Dr Kate Hudson
CND General Secretary
Kate Hudson has been General Secretary of CND since September 2010. Prior to this she served as the organisation's Chair from 2003. She is a leading anti-nuclear and anti-war campaigner nationally and internationally.

So far the controversy around the US’s missile defence system has been played out with Russia. Bush’s version of the system involved a radar base in the Czech Republic and interceptor missiles in Poland. He claimed that this would defend the US from potential missile strikes from Iran. Of course no one believed that, particularly not the Russians, who saw quite clearly that this system finally enabled the US to achieve nuclear primacy – the capacity to launch a first strike against them and mop up any retaliatory strike with the system’s interceptor missiles. No more balance of terror. Obama abandoned that iteration – not least because of massive popular protest in the Czech Republic which brought down their conservative government.  But he has subsequently annoyed Russia by moving a version of it further east to Romania and perhaps Bulgaria. This is now proving to be an obstacle to the long-awaited replacement for the START Treaty on bilateral nuclear weapons reductions, still in negotiation between the US and Russia.

 

Now missile defence is being turned on China. For some years the US has been pursuing an Aegis sea-based interceptor missile system with Japan, Australia and South Korea. This is now centre stage following the completion – after weeks of protest by China – of a $6.5 billion weapons transfer to Taiwan, including 200 advanced Patriot anti-ballistic missiles. It is also providing Taiwan with 8 frigates which can be equipped with the Aegis system to carry missile interceptors. Adding Taiwan to the Aegis system is a considerable provocation to China. Not surprisingly, China Daily observed that the weapons deal with Taiwan ‘is the key part of a US strategic encirclement of China’. Where Russia has clearly been encircled by US and NATO bases for decades, China is now getting the same treatment.
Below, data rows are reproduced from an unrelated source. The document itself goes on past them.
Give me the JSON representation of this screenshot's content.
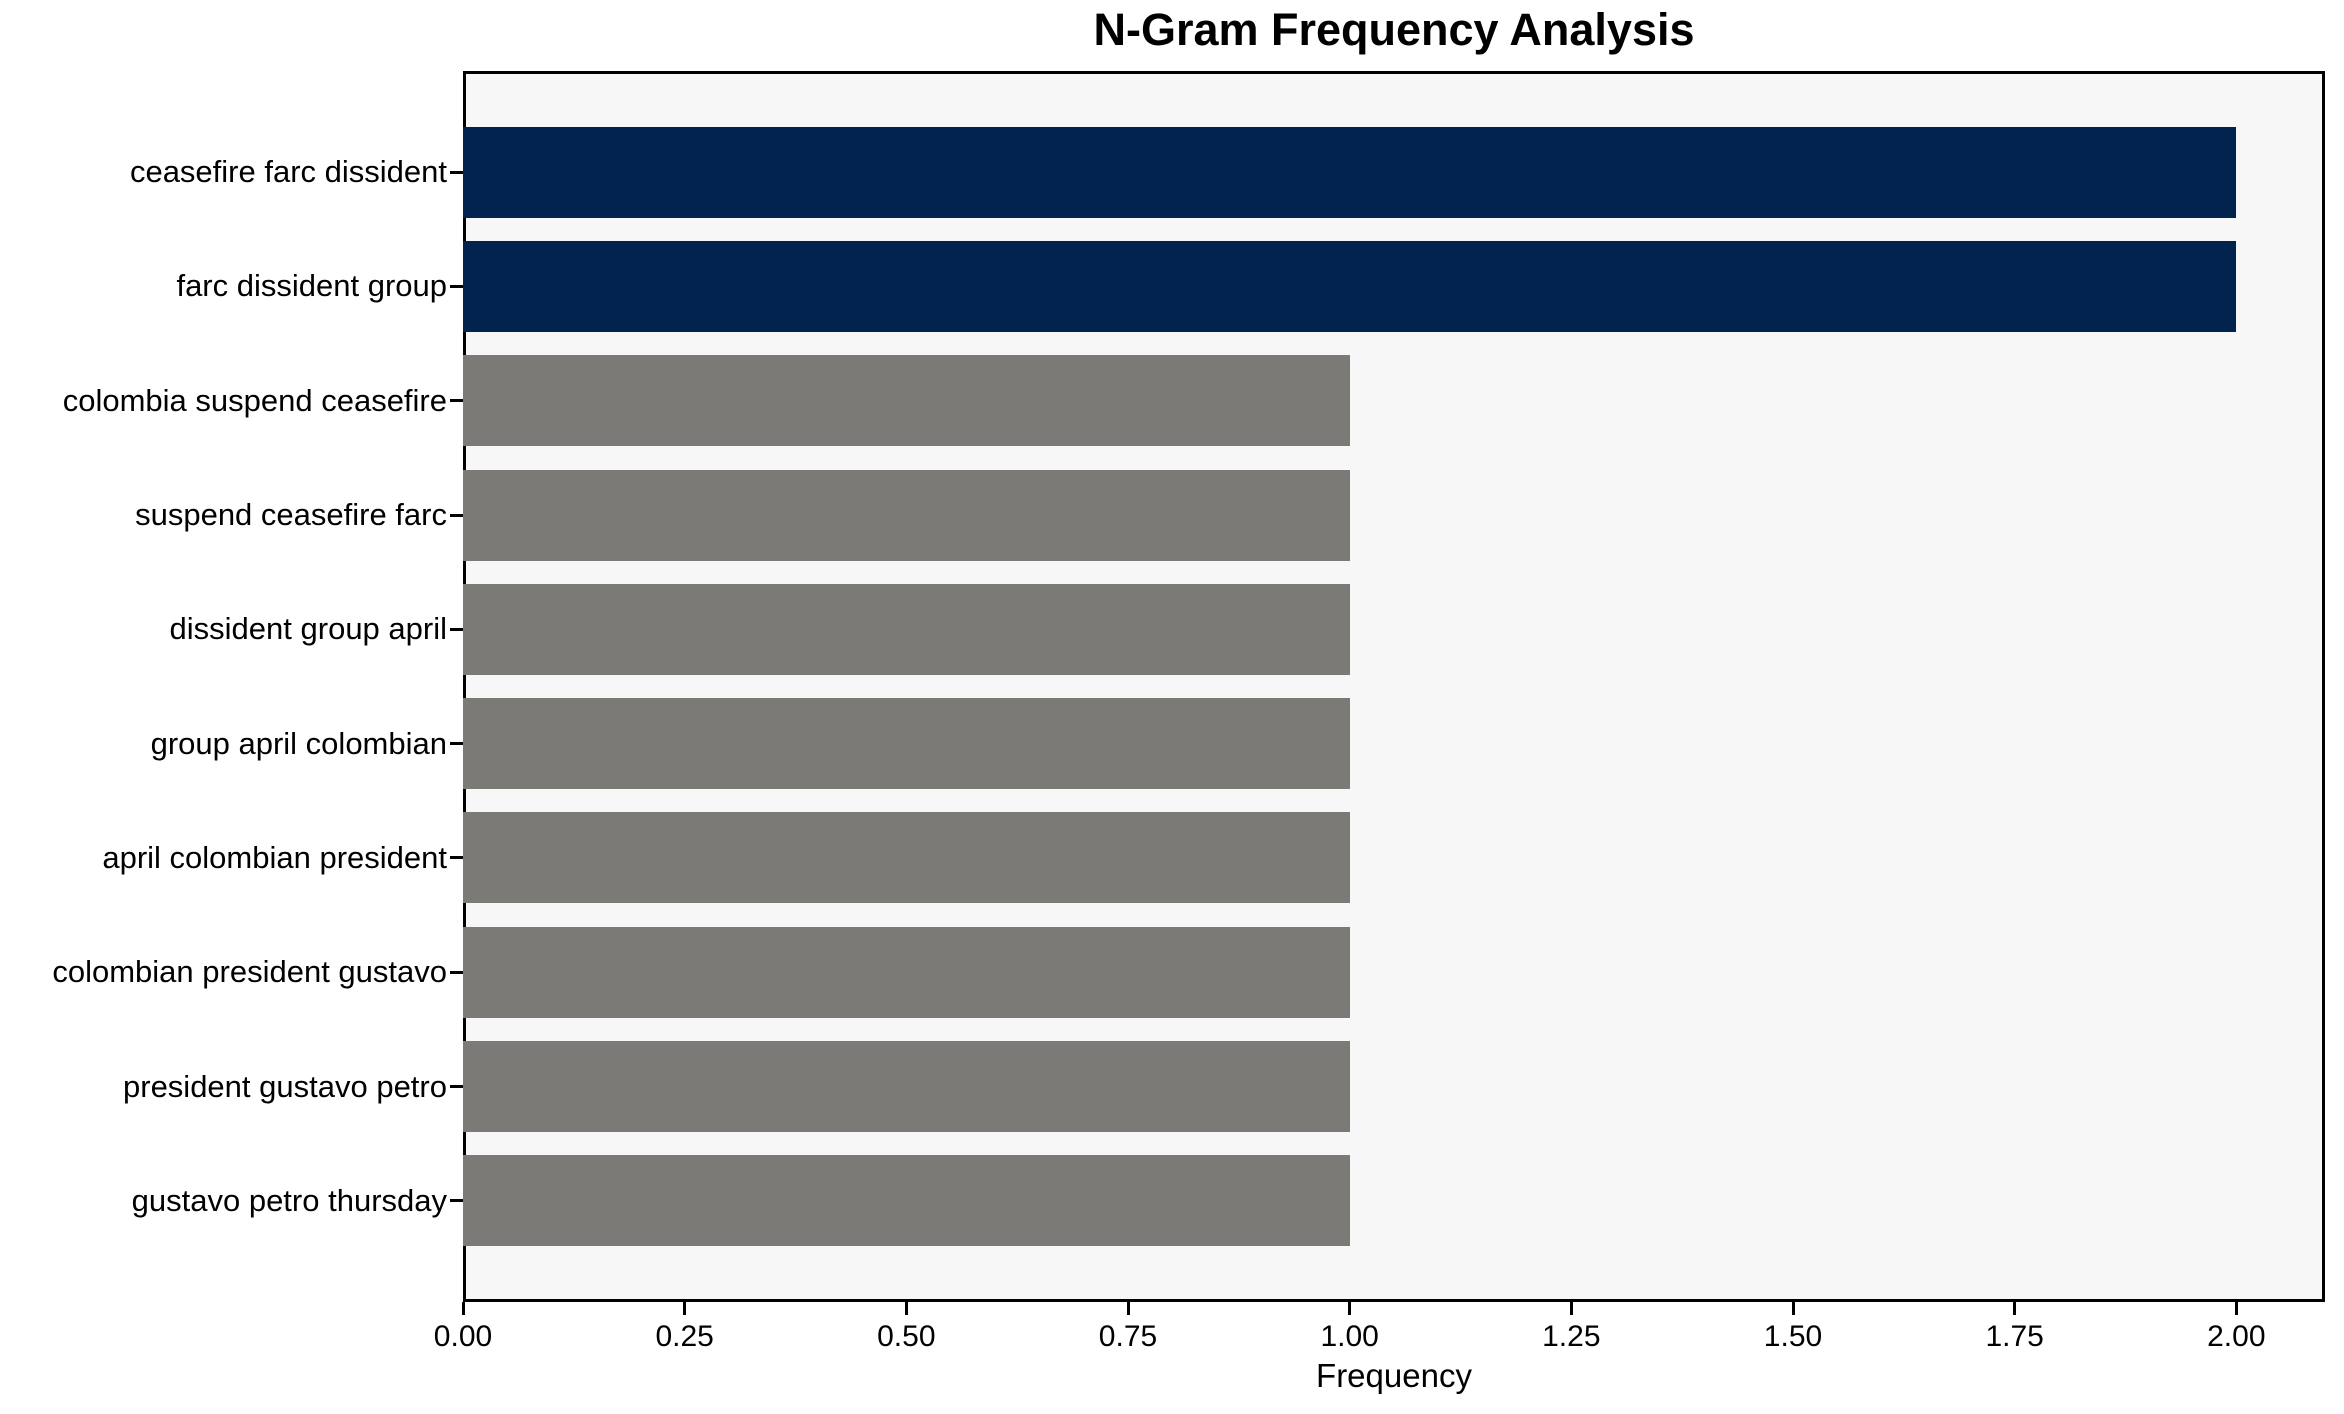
{
  "chart_data": {
    "type": "bar",
    "orientation": "horizontal",
    "title": "N-Gram Frequency Analysis",
    "xlabel": "Frequency",
    "ylabel": "",
    "categories": [
      "ceasefire farc dissident",
      "farc dissident group",
      "colombia suspend ceasefire",
      "suspend ceasefire farc",
      "dissident group april",
      "group april colombian",
      "april colombian president",
      "colombian president gustavo",
      "president gustavo petro",
      "gustavo petro thursday"
    ],
    "values": [
      2,
      2,
      1,
      1,
      1,
      1,
      1,
      1,
      1,
      1
    ],
    "bar_colors": [
      "#02234d",
      "#02234d",
      "#7b7a77",
      "#7b7a77",
      "#7b7a77",
      "#7b7a77",
      "#7b7a77",
      "#7b7a77",
      "#7b7a77",
      "#7b7a77"
    ],
    "xlim": [
      0,
      2.1
    ],
    "xticks": [
      0,
      0.25,
      0.5,
      0.75,
      1.0,
      1.25,
      1.5,
      1.75,
      2.0
    ],
    "xtick_labels": [
      "0.00",
      "0.25",
      "0.50",
      "0.75",
      "1.00",
      "1.25",
      "1.50",
      "1.75",
      "2.00"
    ],
    "grid": false,
    "legend": null,
    "colors": {
      "highlight": "#02234d",
      "default": "#7b7a77",
      "plot_background": "#f7f7f7",
      "figure_background": "#ffffff",
      "spine": "#000000",
      "text": "#000000"
    }
  }
}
But while some Chinese analysts see this as a result of the US setback in Europe last summer, in actual fact it is clear that the US is vigorously applying the same strategy to both Russia and China, and that has been its intention all along. As China pushes further ahead economically, the US is playing a dangerous game – unless it is literally prepared to fight, promoting US nuclear primacy to prevent Chinese economic primacy.